Article Figures & Data
Figures
- Fig. 1.
Generation of histone octamers. Histone octamers were reconstituted from appropriate combinations of full-length and taillessXenopus histones (as indicated below the figure), purified by gel filtration, and separated in a 15% sodium dodecyl sulfate gel which was stained with Coomassie blue. The mobility of the histones is indicated on the left of the figure. Tailless histones, of which only the globular part contributes to the nucleosome, are indicated with the prefix “g” (e.g., gH4 indicates a tailless H4).
- Fig. 2.
The H4 tail is required for CHRAC-mediated nucleosome sliding. (Top) End-positioned nucleosomes reconstituted from histone octamers either containing all four full-length histones (intact) or with one tail missing (e.g., the H3 tail in the gH3 sample) were incubated with increasing concentrations of CHRAC, in which the CHRAC-to-nucleosome ratio was from 1:120 to 1:20. All reactions contained ATP, except for the one presented in the last panel. The reaction mixture was separated by native polyacrylamide gel electrophoresis. The position of traces of free DNA is indicated (DNA). (Bottom) Centrally positioned nucleosomes were mobilized with ISWI, and the ISWI-to-nucleosome ratio was from 1:20 to 1:10. Nucleosome sliding was analyzed as described in the legend for the top panel.
- Fig. 3.
ISWI ATPase is activated by the histone H4 tail. (A) ATPase assays were performed under conditions where ISWI generates regular nucleosome ladders and contained DNA, the recombinant histones indicated, and purified yNAP-1 and ISWI. The asterisk indicates the signal derived from free phosphate during the 1-h incubation. (B) Quantitation of ISWI ATPase as described for panel A in the presence of either DNA alone (lane 1) or the indicated histone octamers. The ATPase activity is displayed as the percentage of ATP hydrolyzed during the assay. The bars represent the average of three independent experiments, and the variability is indicated by the error bars.
- Fig. 4.
The H4 tail is required for ISWI to generate regular chromatin. (A) Two-dimensional supercoiling assay.

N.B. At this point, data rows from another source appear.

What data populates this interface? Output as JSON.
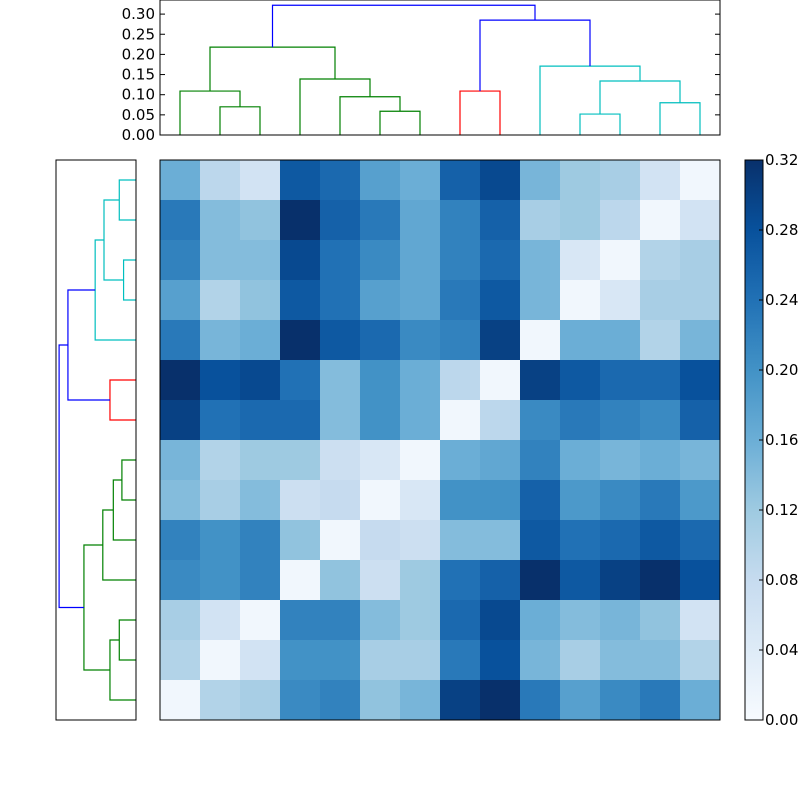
{
  "chart_data": {
    "type": "heatmap",
    "title": "",
    "xlabel": "",
    "ylabel": "",
    "colormap": "Blues",
    "color_range": [
      0.0,
      0.32
    ],
    "colorbar": {
      "ticks": [
        0.0,
        0.04,
        0.08,
        0.12,
        0.16,
        0.2,
        0.24,
        0.28,
        0.32
      ],
      "tick_labels": [
        "0.00",
        "0.04",
        "0.08",
        "0.12",
        "0.16",
        "0.20",
        "0.24",
        "0.28",
        "0.32"
      ]
    },
    "matrix": [
      [
        0.16,
        0.09,
        0.06,
        0.27,
        0.25,
        0.18,
        0.16,
        0.26,
        0.29,
        0.15,
        0.12,
        0.11,
        0.06,
        0.01
      ],
      [
        0.23,
        0.14,
        0.13,
        0.32,
        0.26,
        0.23,
        0.17,
        0.22,
        0.26,
        0.11,
        0.12,
        0.09,
        0.01,
        0.06
      ],
      [
        0.22,
        0.14,
        0.14,
        0.29,
        0.24,
        0.21,
        0.17,
        0.22,
        0.25,
        0.15,
        0.05,
        0.01,
        0.1,
        0.11
      ],
      [
        0.18,
        0.1,
        0.13,
        0.27,
        0.24,
        0.18,
        0.17,
        0.23,
        0.27,
        0.15,
        0.01,
        0.05,
        0.11,
        0.11
      ],
      [
        0.23,
        0.15,
        0.16,
        0.33,
        0.27,
        0.25,
        0.21,
        0.22,
        0.3,
        0.01,
        0.16,
        0.16,
        0.1,
        0.15
      ],
      [
        0.33,
        0.28,
        0.29,
        0.24,
        0.14,
        0.2,
        0.16,
        0.09,
        0.01,
        0.3,
        0.27,
        0.25,
        0.25,
        0.28
      ],
      [
        0.3,
        0.24,
        0.25,
        0.25,
        0.14,
        0.2,
        0.16,
        0.01,
        0.09,
        0.21,
        0.23,
        0.22,
        0.21,
        0.26
      ],
      [
        0.15,
        0.1,
        0.12,
        0.12,
        0.07,
        0.05,
        0.01,
        0.16,
        0.17,
        0.22,
        0.16,
        0.15,
        0.16,
        0.15
      ],
      [
        0.14,
        0.11,
        0.14,
        0.07,
        0.08,
        0.01,
        0.05,
        0.2,
        0.2,
        0.26,
        0.19,
        0.21,
        0.23,
        0.19
      ],
      [
        0.22,
        0.2,
        0.22,
        0.13,
        0.01,
        0.08,
        0.07,
        0.14,
        0.14,
        0.27,
        0.24,
        0.25,
        0.27,
        0.25
      ],
      [
        0.21,
        0.2,
        0.22,
        0.01,
        0.13,
        0.07,
        0.12,
        0.24,
        0.26,
        0.33,
        0.27,
        0.3,
        0.32,
        0.28
      ],
      [
        0.11,
        0.06,
        0.01,
        0.22,
        0.22,
        0.14,
        0.12,
        0.25,
        0.29,
        0.16,
        0.14,
        0.15,
        0.13,
        0.06
      ],
      [
        0.1,
        0.01,
        0.06,
        0.2,
        0.2,
        0.11,
        0.11,
        0.23,
        0.28,
        0.15,
        0.11,
        0.14,
        0.14,
        0.1
      ],
      [
        0.01,
        0.1,
        0.11,
        0.21,
        0.22,
        0.13,
        0.15,
        0.3,
        0.33,
        0.23,
        0.18,
        0.21,
        0.23,
        0.16
      ]
    ],
    "top_dendrogram": {
      "y_ticks": [
        0.0,
        0.05,
        0.1,
        0.15,
        0.2,
        0.25,
        0.3
      ],
      "y_tick_labels": [
        "0.00",
        "0.05",
        "0.10",
        "0.15",
        "0.20",
        "0.25",
        "0.30"
      ],
      "ylim": [
        0,
        0.335
      ],
      "leaf_count": 14,
      "links": [
        {
          "left": 1,
          "right": 2,
          "left_h": 0,
          "right_h": 0,
          "height": 0.07,
          "color": "#008000"
        },
        {
          "left": 0,
          "right": 1.5,
          "left_h": 0,
          "right_h": 0.07,
          "height": 0.109,
          "color": "#008000"
        },
        {
          "left": 5,
          "right": 6,
          "left_h": 0,
          "right_h": 0,
          "height": 0.059,
          "color": "#008000"
        },
        {
          "left": 4,
          "right": 5.5,
          "left_h": 0,
          "right_h": 0.059,
          "height": 0.095,
          "color": "#008000"
        },
        {
          "left": 3,
          "right": 4.75,
          "left_h": 0,
          "right_h": 0.095,
          "height": 0.139,
          "color": "#008000"
        },
        {
          "left": 0.75,
          "right": 3.875,
          "left_h": 0.109,
          "right_h": 0.139,
          "height": 0.218,
          "color": "#008000"
        },
        {
          "left": 7,
          "right": 8,
          "left_h": 0,
          "right_h": 0,
          "height": 0.109,
          "color": "#ff0000"
        },
        {
          "left": 10,
          "right": 11,
          "left_h": 0,
          "right_h": 0,
          "height": 0.052,
          "color": "#00bfbf"
        },
        {
          "left": 12,
          "right": 13,
          "left_h": 0,
          "right_h": 0,
          "height": 0.08,
          "color": "#00bfbf"
        },
        {
          "left": 10.5,
          "right": 12.5,
          "left_h": 0.052,
          "right_h": 0.08,
          "height": 0.134,
          "color": "#00bfbf"
        },
        {
          "left": 9,
          "right": 11.5,
          "left_h": 0,
          "right_h": 0.134,
          "height": 0.171,
          "color": "#00bfbf"
        },
        {
          "left": 7.5,
          "right": 10.25,
          "left_h": 0.109,
          "right_h": 0.171,
          "height": 0.285,
          "color": "#0000ff"
        },
        {
          "left": 2.3125,
          "right": 8.875,
          "left_h": 0.218,
          "right_h": 0.285,
          "height": 0.322,
          "color": "#0000ff"
        }
      ]
    },
    "left_dendrogram": {
      "leaf_count": 14,
      "hlim": [
        0,
        0.335
      ],
      "links": [
        {
          "left": 0,
          "right": 1,
          "left_h": 0,
          "right_h": 0,
          "height": 0.07,
          "color": "#00bfbf"
        },
        {
          "left": 2,
          "right": 3,
          "left_h": 0,
          "right_h": 0,
          "height": 0.052,
          "color": "#00bfbf"
        },
        {
          "left": 0.5,
          "right": 2.5,
          "left_h": 0.07,
          "right_h": 0.052,
          "height": 0.134,
          "color": "#00bfbf"
        },
        {
          "left": 1.5,
          "right": 4,
          "left_h": 0.134,
          "right_h": 0,
          "height": 0.171,
          "color": "#00bfbf"
        },
        {
          "left": 5,
          "right": 6,
          "left_h": 0,
          "right_h": 0,
          "height": 0.109,
          "color": "#ff0000"
        },
        {
          "left": 2.75,
          "right": 5.5,
          "left_h": 0.171,
          "right_h": 0.109,
          "height": 0.285,
          "color": "#0000ff"
        },
        {
          "left": 7,
          "right": 8,
          "left_h": 0,
          "right_h": 0,
          "height": 0.059,
          "color": "#008000"
        },
        {
          "left": 7.5,
          "right": 9,
          "left_h": 0.059,
          "right_h": 0,
          "height": 0.095,
          "color": "#008000"
        },
        {
          "left": 8.25,
          "right": 10,
          "left_h": 0.095,
          "right_h": 0,
          "height": 0.139,
          "color": "#008000"
        },
        {
          "left": 11,
          "right": 12,
          "left_h": 0,
          "right_h": 0,
          "height": 0.07,
          "color": "#008000"
        },
        {
          "left": 11.5,
          "right": 13,
          "left_h": 0.07,
          "right_h": 0,
          "height": 0.109,
          "color": "#008000"
        },
        {
          "left": 9.125,
          "right": 12.25,
          "left_h": 0.139,
          "right_h": 0.109,
          "height": 0.218,
          "color": "#008000"
        },
        {
          "left": 4.125,
          "right": 10.6875,
          "left_h": 0.285,
          "right_h": 0.218,
          "height": 0.322,
          "color": "#0000ff"
        }
      ]
    }
  }
}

Nucleosomes were reconstituted from the indicated mixtures of recombinant histones on circular plasmids using NAP-1 as a chaperone in the absence (−) or presence (+) of ISWI, and the resulting superhelicity was relaxed with topoisomerase I. The topoisomer distribution in the purified DNA was visualized by two-dimensional gel electrophoresis. (B) MNase digestion. Histone octamers of the indicated type were assembled into chromatin in a NAP-1 chromatin assembly system and subjected to MNase digestion. The resulting DNA fragments were purified and visualized by agarose gel electrophoresis and ethidium bromide staining. ISWI-generated regularity of nucleosomal arrays can be evaluated from a comparison of the patterns without (− ISWI) and with (+ ISWI) ISWI. The marker is a 123-bp DNA ladder.
- Fig. 5.
Recombinant ISWI binds to nucleosomes. ISWI (5 to 75 fmol) was incubated with mononucleosomes reconstituted with either four wild-type recombinant histones (intact) or three wild-type histones and one lacking the N-terminal tail (e.g., gH3 for globular H3) on a 248-bp radioactively labeled DNA fragment. Resulting complexes were separated by native polyacrylamide gel electrophoresis and visualized by autoradiography. Nucleosome-ISWI complexes are marked by arrows.